Despite the demonstrated benefits of a pilot being able to experience the unusually high accelerations produced by the X-15 prior to his first flight, only the initial group of pilots actually benefited from the centrifuge simulations. Later pilots received the surprise of their life the first time they started the XLR99 in the X-15. Granted, the Johnsville accelerations were not a realistic replica of the ones experienced in flight, due to the limitations of the centrifuge concept, but they still provided some high-acceleration experience. As Milt Thompson noted in a paper in 1964:[46]

Prior to my first flight, my practice had been done in a relaxed, head forward position. The longitudinal acceleration at engine light forced my head back into the headrest and prevented even helmet rotation. The instrument-scan procedure, due to this head position and a slight tunnel vision effect, was quite different than anticipated and practiced. The acceleration buildup during engine burn (4-g max) is uncomfortable enough to convince you to shut down the engine as planned. This is the first airplane I’ve flown that I was happy to shut down. Engine shutdown does not relieve the situation, though, since in most cases the deceleration immediately after shutdown has you hanging from the restraint harness, and in a strange position for controlling [the airplane].

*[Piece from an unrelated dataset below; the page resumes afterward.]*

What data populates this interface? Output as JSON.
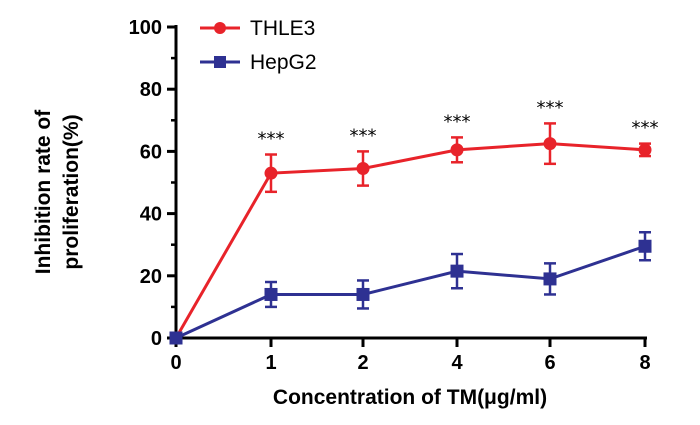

The X-15 closed-loop program was the forerunner of centrifuges that NASA built at the Ames Research Center and the Manned Spacecraft Center (later renamed the Johnson Space Center) to support the manned space programs. Perhaps the most celebrated program of AMAL was the flight simulation training for Project Mercury astronauts, based largely on the experience gained during the X-15 simulations. Beginning in June 1959 the seven Mercury astronauts participated in centrifuge simulations of Atlas booster launches, reentries, and abort conditions ranging up to 18 g (transverse) at NADC Johnsville.[47]